Newsy

Producent systemów ERP proALPHA Polska zapowiada zwiększenie zatrudnienia. Chce też stać się partnerem dla firm w reindustrializacji

2016-09-21  |  07:00

Chcemy stać się partnerem polskich firm w zrównoważonym rozwoju, w reindustrializacji, w tworzeniu nowej jakości w polskim przemyśle – zapowiada Dariusz Śliwowski, prezes proALPHA Polska. Systemy ERP, które produkuje firma, pozwalają nie tylko zarządzać produkcją, lecz także przekształcić produkt w usługę stanowią podstawę w budowaniu konkurencyjności. Firma proALPHA planuje podwojenie biznesu w kraju, zapowiada także zwiększenie zatrudnienia.

Innowacyjność w Polsce jest słowem kluczem, ale różnie z nią bywa – przekonuje Dariusz Śliwowski, prezes zarządu proALPHA Polska. – Od pomysłu do przemysłu w Polsce to nie jest coś, z czego możemy być dumni. Gospodarka w dużym stopniu rozwijała się do tej pory jako tani zasób dla europejskich, światowych dużych producentów. To się kończy. Wkraczamy w czasy, kiedy musimy konkurować innowacyjnością, pomysłem, know-how, własnością intelektualną, rozwiązaniami – wskazuje ekspert.

Obecnie na badania i rozwój Polska przeznacza 0,9 proc. PKB, przy średniej europejskiej na poziomie 2 proc. Nasz kraj został pominięty w raporcie Komisji Europejskiej, który podsumowuje wydatki poszczególnych państw na ten cel. Szansą dla Polski jest nowoczesny przemysł, wówczas z kraju wykonawcy możemy się stać krajem pomysłodawcą. Przykładem może być koncepcja przemysłu 4.0 w Niemczech, w który zostało zainwestowane łącznie 200 mln euro.

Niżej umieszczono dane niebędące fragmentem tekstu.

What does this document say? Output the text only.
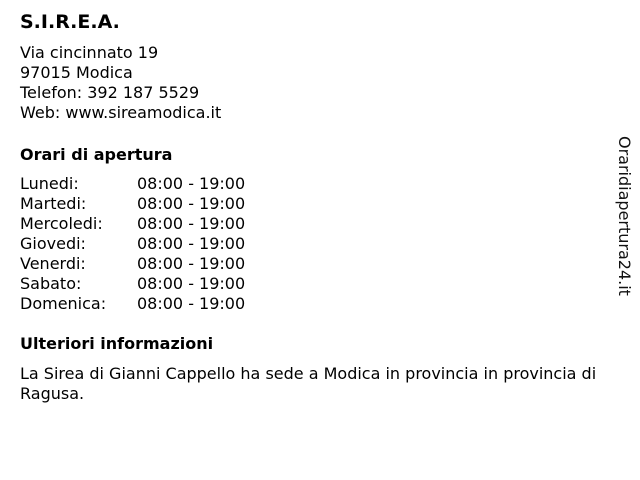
S.I.R.E.A.
Via cincinnato 19
97015 Modica
Telefon: 392 187 5529
Web: www.sireamodica.it
Orari di apertura
Lunedi:	08:00 - 19:00
Martedi:	08:00 - 19:00
Mercoledi: 08:00 - 19:00
Giovedi:	08:00 - 19:00
Venerdi:	08:00 - 19:00
Sabato:	08:00 - 19:00
Domenica: 08:00 - 19:00
Ulteriori informazioni

La Sirea di Gianni Cappello ha sede a Modica in provincia in provincia di Ragusa.

Oraridiapertura24.it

Koncepcja sprowadza się do tego, że przy udostępnieniu internetu każdy przedmiot, czy to maszyna, czy to urządzenie na produkcji, czy produkt końcowy może być opomiarowany i na bieżąco w trybie online może informować o swoim stanie, o parametrach w jakich działa, co się psuje, co działa dobrze, ile razy została wykonana jakaś czynność związana z tym produktem. To wszystko jest możliwe dzięki dostępnej sieci, systemom, które mogą te dane gromadzić i przetwarzać, czyli big data – tłumaczy Śliwowski.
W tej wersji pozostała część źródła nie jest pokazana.